I love you but more than love i miss you,


I just dream you would walk up to me one day
to say I love you.....
With love filled in ur eyes, arms spread for me
I would close my eyes as i wound not look into ur eye
I am scared i would cry, as my life without you would be dry.....

I love you but more than love i miss you,
u r in my soul, wishing for you....
i close my eyes just to dream of you.....
but i know once heart broken can never be mend....
But i wish this dream would never have an end.




Friday, June 22, 2012

I miss you a lot


There is no feeling when we think of our lost love, the only thing which comes out is TEARS.... The lost feeling that one would have felt when being with it. I lost my love but my heart always shouts it aloud.

It says " 100% I hate U, 200% I want U, 300% I miss U, 100% +100 times of all this I love U every time nothing else but only I love you every time".

No matter you are not around but i know i am there some where deep in ur heart, and you will find me once u look into ur heart.
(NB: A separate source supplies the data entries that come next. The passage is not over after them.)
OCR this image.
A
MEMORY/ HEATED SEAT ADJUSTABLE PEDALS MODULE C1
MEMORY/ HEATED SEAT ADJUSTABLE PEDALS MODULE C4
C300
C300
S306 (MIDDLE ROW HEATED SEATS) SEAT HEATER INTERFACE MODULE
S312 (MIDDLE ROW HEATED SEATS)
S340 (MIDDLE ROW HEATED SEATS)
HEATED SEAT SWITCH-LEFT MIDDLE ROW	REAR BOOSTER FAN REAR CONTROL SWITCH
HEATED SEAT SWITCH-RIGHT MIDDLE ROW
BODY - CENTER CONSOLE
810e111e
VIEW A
I have waited for ages and ages for you, but i have not lost hope, i will find you one day.... that day will be the end of my days.... I miss you a lot but my question to you is does broken heart really mend?

Wednesday, June 6, 2012

Miss you my love


These are the words which i want to tell my love, but i can not..... i felt it was better posting it here


If I could hold your hand, I would. If I could kiss you, I would. If I could hug you tight, I would. If I could love you, I would. It’s not that I don’t have the will, it’s just that I don’t have the right.
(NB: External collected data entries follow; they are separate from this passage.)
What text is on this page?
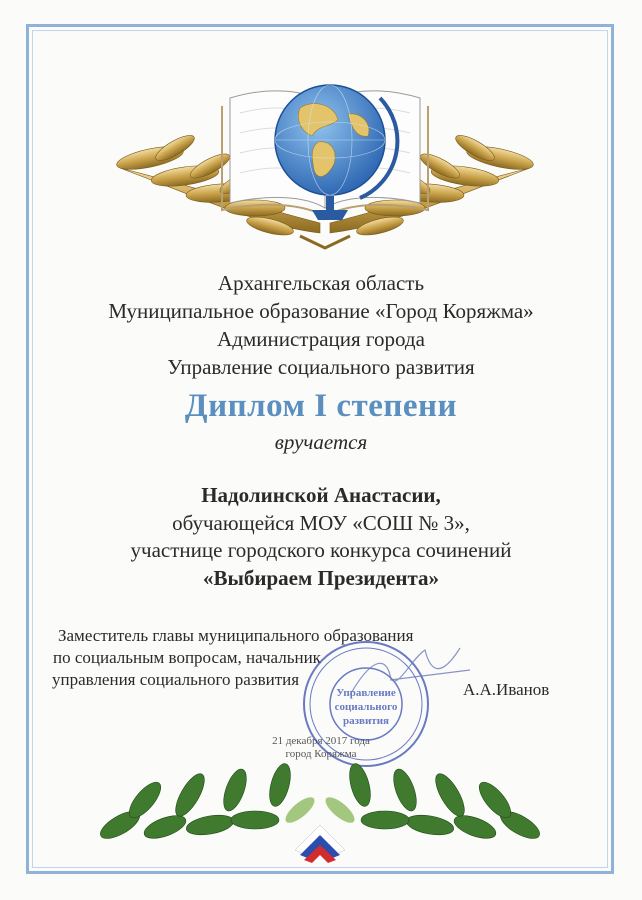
Архангельская область
Муниципальное образование «Город Коряжма»
Администрация города
Управление социального развития
Диплом I степени
вручается
Надолинской Анастасии,
обучающейся МОУ «СОШ № 3»,
участнице городского конкурса сочинений
«Выбираем Президента»
Заместитель главы муниципального образования
по социальным вопросам, начальник
управления социального развития
А.А.Иванов
21 декабря 2017 года
город Коряжма
Управление
социального
развития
Since the day you said goodbye, I’ve been counting the days until you’ll be back in my arms again. But now i know I will be counting for them for the rest of my life.
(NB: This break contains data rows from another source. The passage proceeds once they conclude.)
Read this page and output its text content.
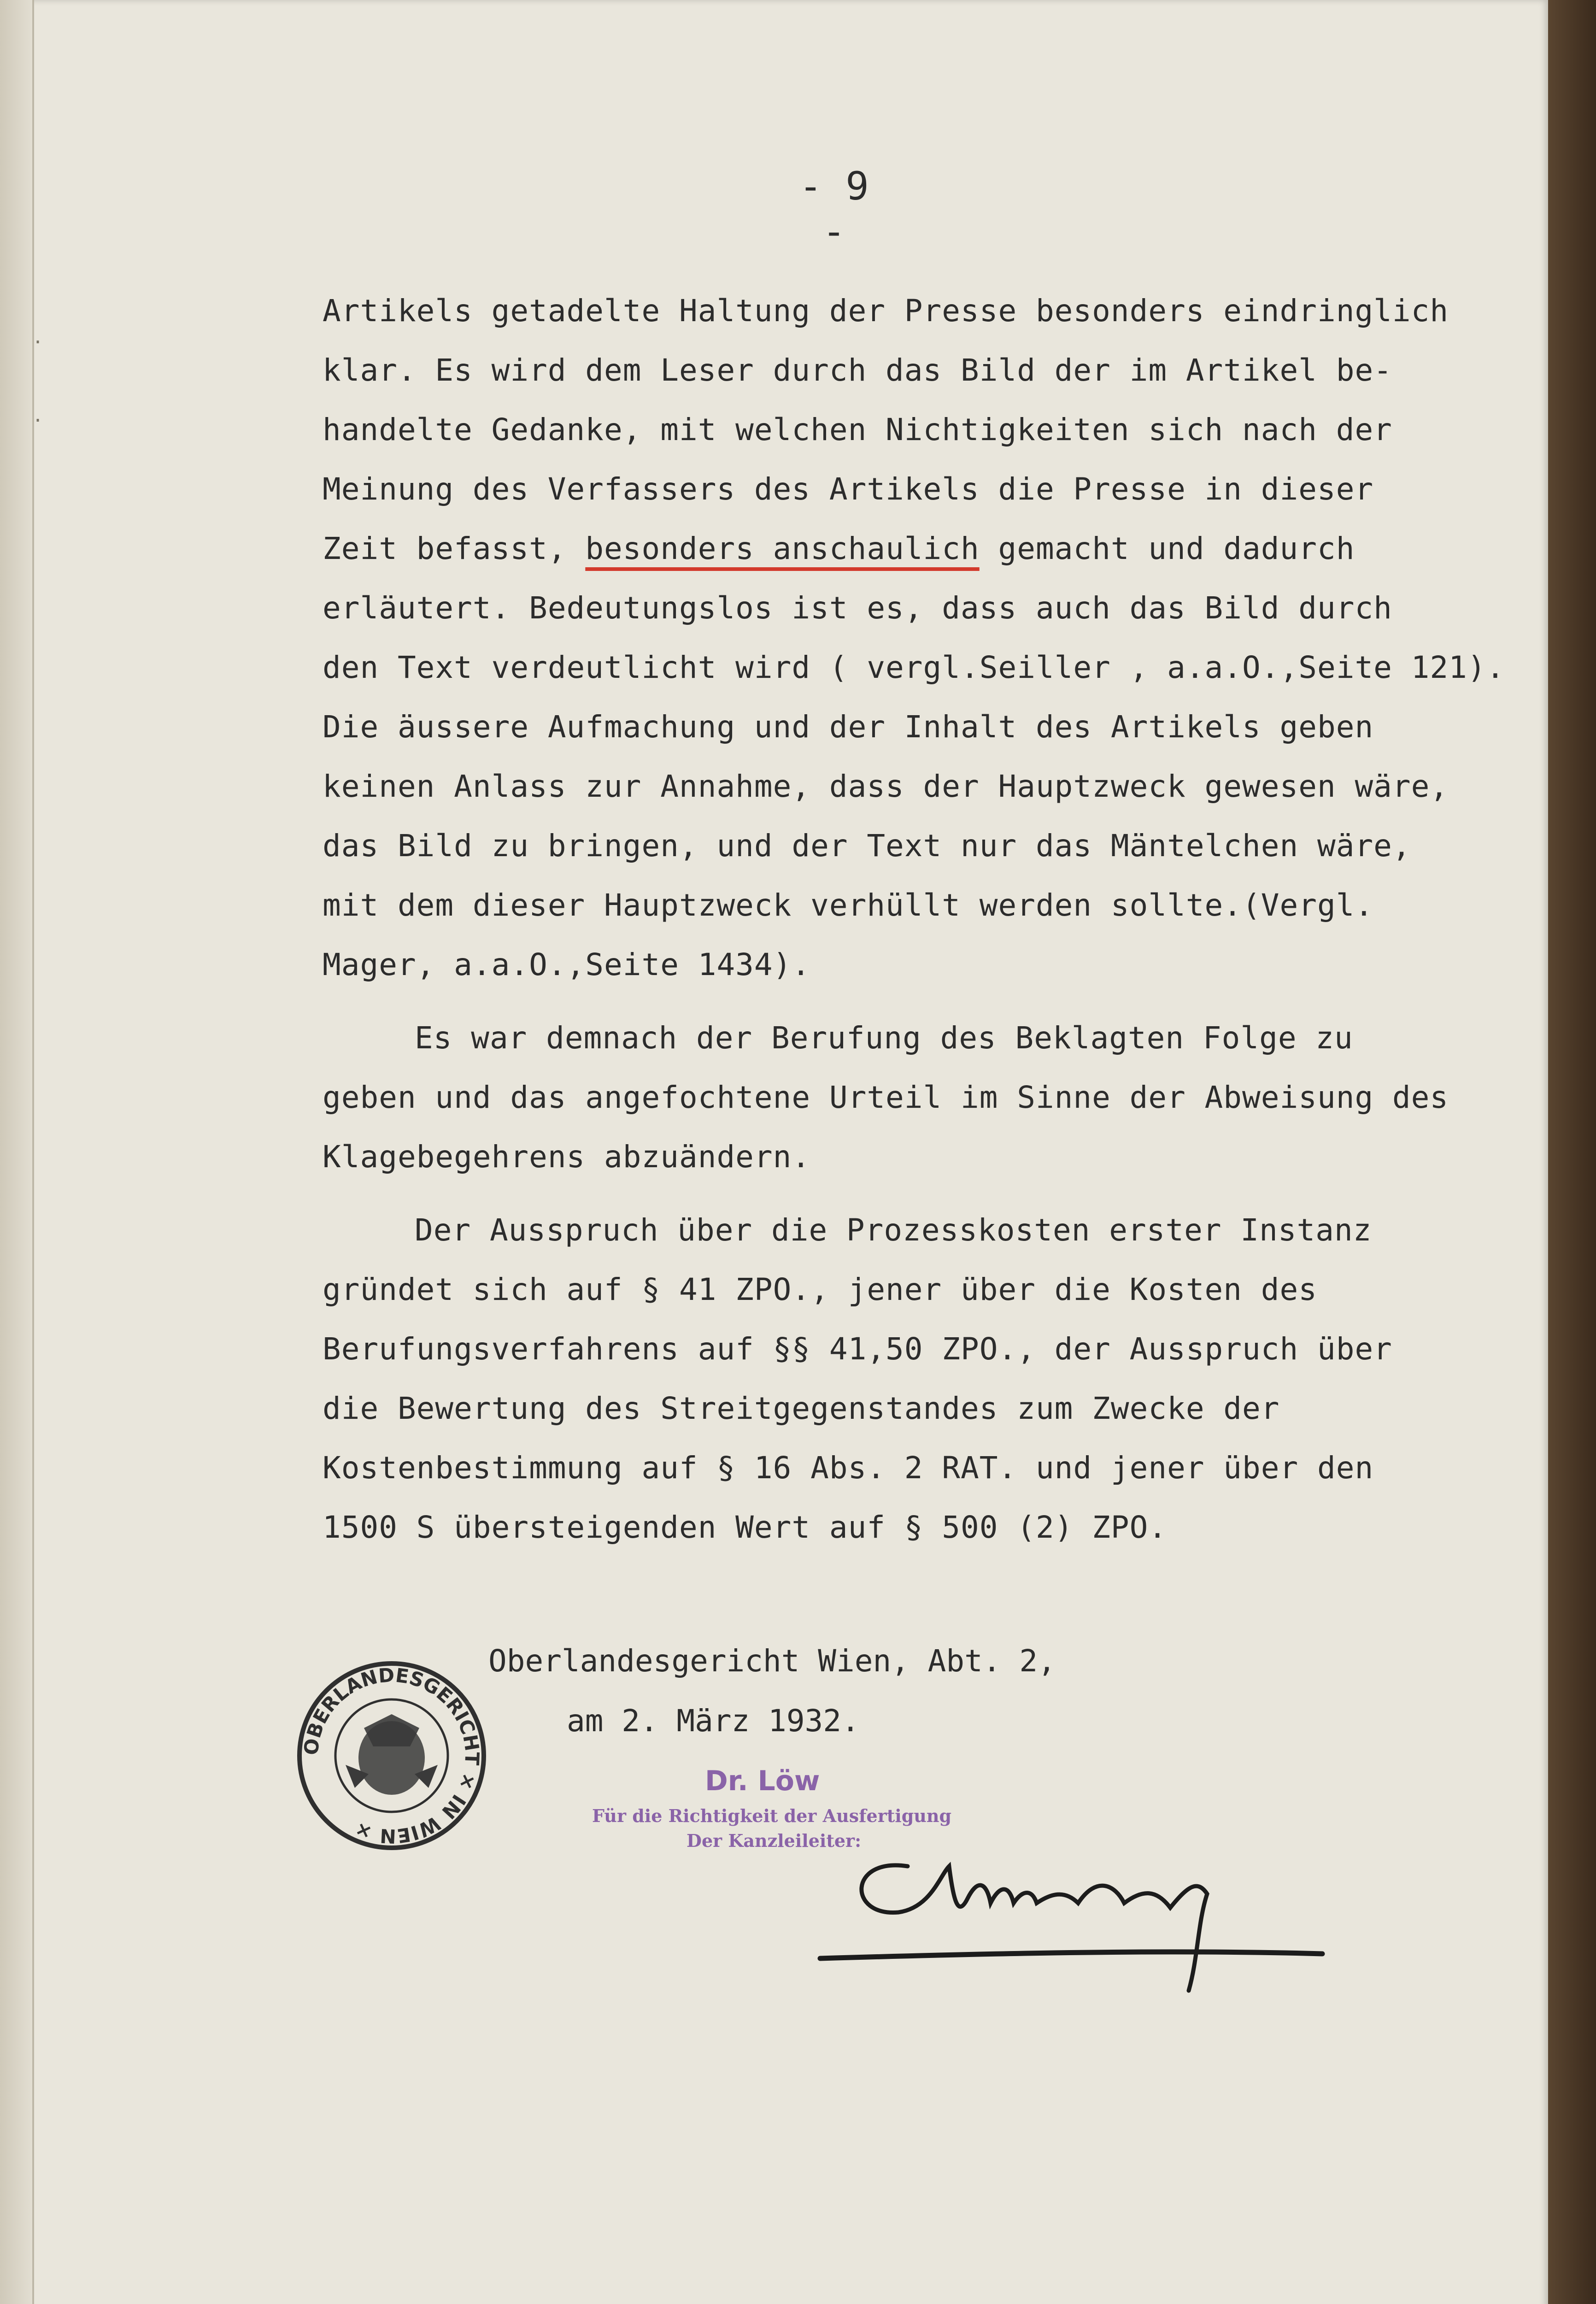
- 9 -
Artikels getadelte Haltung der Presse besonders eindringlich
klar. Es wird dem Leser durch das Bild der im Artikel be-
handelte Gedanke, mit welchen Nichtigkeiten sich nach der
Meinung des Verfassers des Artikels die Presse in dieser
Zeit befasst, besonders anschaulich gemacht und dadurch
erläutert. Bedeutungslos ist es, dass auch das Bild durch
den Text verdeutlicht wird ( vergl.Seiller , a.a.O.,Seite 121).
Die äussere Aufmachung und der Inhalt des Artikels geben
keinen Anlass zur Annahme, dass der Hauptzweck gewesen wäre,
das Bild zu bringen, und der Text nur das Mäntelchen wäre,
mit dem dieser Hauptzweck verhüllt werden sollte.(Vergl.
Mager, a.a.O.,Seite 1434).
Es war demnach der Berufung des Beklagten Folge zu
geben und das angefochtene Urteil im Sinne der Abweisung des
Klagebegehrens abzuändern.
Der Ausspruch über die Prozesskosten erster Instanz
gründet sich auf § 41 ZPO., jener über die Kosten des
Berufungsverfahrens auf §§ 41,50 ZPO., der Ausspruch über
die Bewertung des Streitgegenstandes zum Zwecke der
Kostenbestimmung auf § 16 Abs. 2 RAT. und jener über den
1500 S übersteigenden Wert auf § 500 (2) ZPO.
Oberlandesgericht Wien, Abt. 2,
am 2. März 1932.
OBERLANDESGERICHT × IN WIEN ×
Dr. Löw
Für die Richtigkeit der Ausfertigung
Der Kanzleileiter:
·
·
I had you once but I let you slip away from me. I called on you but you just smiled and walked further. I shouted I love you but you were already too far to hear me.

I miss you a lot but i don't know who to express this.... I just know i miss you and i miss you....:(


Friday, May 25, 2012

I just want to share a few things, we all live in a community where we have many people around us, few of them become so close to us that we feel they are our best friend and some of them we ignore but for them we are special. But just think what would those people feel whom we ignore or not give importance.

We are some times been ignored by the person whom we care about and we are hurt. We think we are broken now, our lives have come to an end. We been betrayed by our friends whom we think are our world.

We tend to ask them questions like " If I was dying…Would you even come to say goodbye??" Dont you think we are wasting out time behind those people who don't even deserve this. 

I believe in the words said by Martin Luther, " Each betrayal starts with trust". 

But being a human i would feel and say, " "I wish I could walk away and forget what we have,but I can't,because I know you won't come after me,and I guess that's what hurts the most."


Hey Guys i am back after a long time.... How are you all????

Wednesday, March 14, 2012

My lost heart

Was in search of my lost heart till last year, never knew would find it ever...
My eyes wandering here and there with tears filled in it..
Memories of my heart, fear it would have been broken!!
I found my heart after decades lost and shattered...
My love misplaced it, left it weeping and hanging around my love :(
But it still shines with the hope it wont cry never ever.....

Thursday, October 6, 2011

Miss my love


This is for you my love....


You may be out of my sight... but never out of my mind... I Miss You!







I can't forget the times weve shared together. The sadness and the happiness,the failure and success, the simple hugs and those tender kisses. I Dont know when it will gonna happen again, seems like a part of me was gone. I miss all of that, I miss you A.. I miss those days..


Sometimes, the whole world seems depopulated just because i miss your presence in my life, the hug.

Today When I see your smile, and I know it’s not for me, that’s when I’ll miss you.